= Marina Gavrilova =

Russian-Canadian computer scientist

Marina Lvovna Gavrilova (born 1971) is a Russian-Canadian computer scientist whose research interests include machine learning, data fusion, and biometrics, including the use of behavioral characteristics to unmask anonymous social network contributors. She has also published well-cited research on the use of Voronoi diagrams in path planning. She is a professor of computer science at the University of Calgary in Canada, where she holds a UCalgary Research Excellence Chair. She is also the editor-in-chief of Transactions on Computational Sciences.

==Education and career==
Gavrilova earned a master's degree in computer science in 1993 from Lomonosov State University in Moscow. She completed her Ph.D. at the University of Calgary in 1999. Her doctoral dissertation, Proximity and Applications in General Metrics, was supervised by Jon Rokne.
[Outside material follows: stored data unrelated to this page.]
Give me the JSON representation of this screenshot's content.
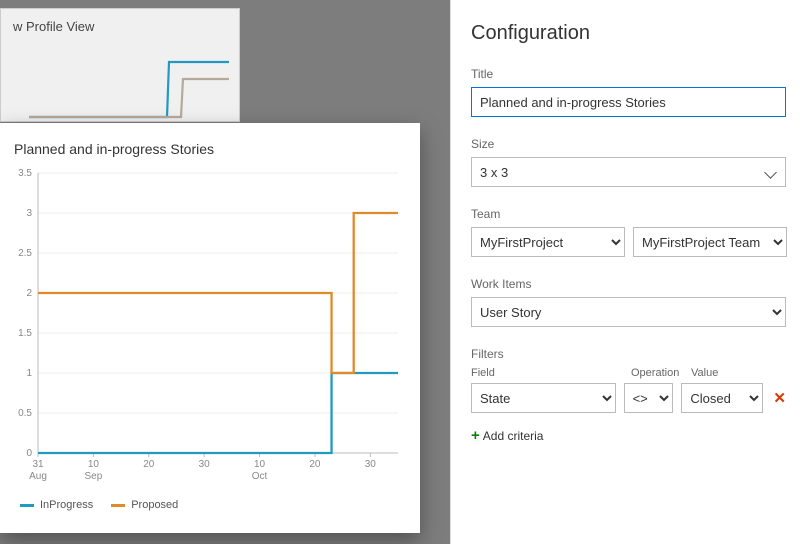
{
  "bg_card": {
    "title": "w Profile View"
  },
  "preview": {
    "title": "Planned and in-progress Stories"
  },
  "chart_data": {
    "type": "line",
    "title": "Planned and in-progress Stories",
    "xlabel": "",
    "ylabel": "",
    "ylim": [
      0,
      3.5
    ],
    "y_ticks": [
      0,
      0.5,
      1,
      1.5,
      2,
      2.5,
      3,
      3.5
    ],
    "x_categories": [
      "31 Aug",
      "10 Sep",
      "20",
      "30",
      "10 Oct",
      "20",
      "30"
    ],
    "x_positions": [
      0,
      10,
      20,
      30,
      40,
      50,
      60
    ],
    "series": [
      {
        "name": "InProgress",
        "color": "#1f9bbf",
        "points": [
          {
            "x": 0,
            "y": 0
          },
          {
            "x": 52,
            "y": 0
          },
          {
            "x": 53,
            "y": 1
          },
          {
            "x": 65,
            "y": 1
          }
        ]
      },
      {
        "name": "Proposed",
        "color": "#e08a2a",
        "points": [
          {
            "x": 0,
            "y": 2
          },
          {
            "x": 50,
            "y": 2
          },
          {
            "x": 53,
            "y": 1
          },
          {
            "x": 56,
            "y": 1
          },
          {
            "x": 57,
            "y": 3
          },
          {
            "x": 65,
            "y": 3
          }
        ]
      }
    ]
  },
  "legend": {
    "items": [
      {
        "label": "InProgress",
        "color": "#1f9bbf"
      },
      {
        "label": "Proposed",
        "color": "#e08a2a"
      }
    ]
  },
  "panel": {
    "heading": "Configuration",
    "title_label": "Title",
    "title_value": "Planned and in-progress Stories",
    "size_label": "Size",
    "size_value": "3 x 3",
    "team_label": "Team",
    "team_project": "MyFirstProject",
    "team_name": "MyFirstProject Team",
    "workitems_label": "Work Items",
    "workitems_value": "User Story",
    "filters_label": "Filters",
    "filters_cols": {
      "field": "Field",
      "operation": "Operation",
      "value": "Value"
    },
    "filter_row": {
      "field": "State",
      "operation": "<>",
      "value": "Closed"
    },
    "add_criteria": "Add criteria"
  }
}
She is editor-in-chief of Transactions on Computational Science, an academic journal whose volumes are published as a series of edited volumes in the Lecture Notes in Computer Science book series.

==Recognition==
In 2021 the University of Calgary named Gavrilova as a recipient of the Order of the University of Calgary. In 2022 the university named her as a Killam Annual Professor, and in 2023 she was one of 22 professors to be awarded an inaugural UCalgary Research Excellence Chair.